Standard Error of the mean with sample size of 40 is \[ SE = \sqrt \frac{VAR[X]}{n} = \sqrt \frac{25}{40} = 0.791 \]

The Theoretical Variance is \[ SE ^ 2 = 0.625 \]

The sample variance of the mean is

var(mns)
## [1] 0.6237204

The sample variance of the mean is very close to the theoretical variance.

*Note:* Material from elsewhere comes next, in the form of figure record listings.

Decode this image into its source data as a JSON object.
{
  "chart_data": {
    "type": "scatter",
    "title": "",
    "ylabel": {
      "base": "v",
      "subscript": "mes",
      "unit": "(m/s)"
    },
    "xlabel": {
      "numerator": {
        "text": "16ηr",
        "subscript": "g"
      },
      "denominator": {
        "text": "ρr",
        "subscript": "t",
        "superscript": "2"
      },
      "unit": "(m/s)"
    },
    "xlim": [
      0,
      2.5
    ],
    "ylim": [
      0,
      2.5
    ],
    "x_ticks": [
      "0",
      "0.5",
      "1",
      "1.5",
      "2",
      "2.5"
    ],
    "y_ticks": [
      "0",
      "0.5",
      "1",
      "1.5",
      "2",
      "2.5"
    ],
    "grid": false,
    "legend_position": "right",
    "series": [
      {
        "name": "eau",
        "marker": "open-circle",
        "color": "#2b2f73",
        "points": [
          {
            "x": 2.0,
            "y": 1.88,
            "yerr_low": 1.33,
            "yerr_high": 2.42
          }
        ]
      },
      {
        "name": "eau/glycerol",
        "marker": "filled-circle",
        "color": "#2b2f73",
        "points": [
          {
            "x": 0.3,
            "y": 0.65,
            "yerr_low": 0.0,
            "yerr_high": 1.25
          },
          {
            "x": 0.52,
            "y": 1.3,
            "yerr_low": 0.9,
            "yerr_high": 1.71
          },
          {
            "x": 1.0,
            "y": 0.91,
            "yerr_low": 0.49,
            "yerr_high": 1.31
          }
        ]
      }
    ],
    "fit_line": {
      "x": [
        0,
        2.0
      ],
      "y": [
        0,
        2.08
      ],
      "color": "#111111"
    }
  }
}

Distribution versus normal distribution

The following plot compares the normal distribution in blue line with the density of the simulated distribution in red line. The approximation is not exact but let us see in the next section if we can improve with larger sample size.

library(ggplot2)
g <- ggplot() + aes(mns) + geom_histogram(aes(y =..density..), binwidth=.2, colour = "darkgreen", fill = "white" ) 
g <- g + scale_x_continuous(breaks = 2:8)
g <- g + stat_function(fun = dnorm, colour = "blue", arg = list(mean = 5)) + geom_density(colour = "red")
g <- g + labs(x = "Mean", y = "Density", title = "1000 Similations of the mean of 40 exponential distributions")
g

Exponential distribution CLT

Simulation results, \(n = 40, 80, 120\)

The following plot compares the distribution using sample sizes of 40, 80 and 120. The distribution becomes that of a standard normal as the sample size increases.

set.seed(643)
nosim <- 1000
lambda <- 0.2
cfunc <- function(x, n)  (mean(x) - 5) * lambda * sqrt(n)
dat <- data.frame(
  x = c(apply(matrix(rexp(nosim * 40, lambda), nosim), 1, cfunc, 40),
        apply(matrix(rexp(nosim * 80, lambda), nosim), 1, cfunc, 80),
        apply(matrix(rexp(nosim * 120, lambda), nosim), 1, cfunc, 120)
        ),
  size = factor(rep(c(40, 80, 120), rep(nosim, 3))))
g <- ggplot(dat, aes(x = x, fill = size)) + geom_histogram(binwidth=.3, colour = "black", aes(y = ..density..)) + scale_fill_brewer(palette="Spectral")
g <- g + stat_function(fun = dnorm, size = 2)
g + facet_grid(. ~ size)

Summary

In the report I investigated the distribution of averages of 40 exponentials. Results shows that the sample mean closely matches the theoretical mean. The sample variance of the mean is also estimated quite accurately by the theoretical variance. The distribution of the sample mean approximated by the normal distribution, especially when the sample size increases.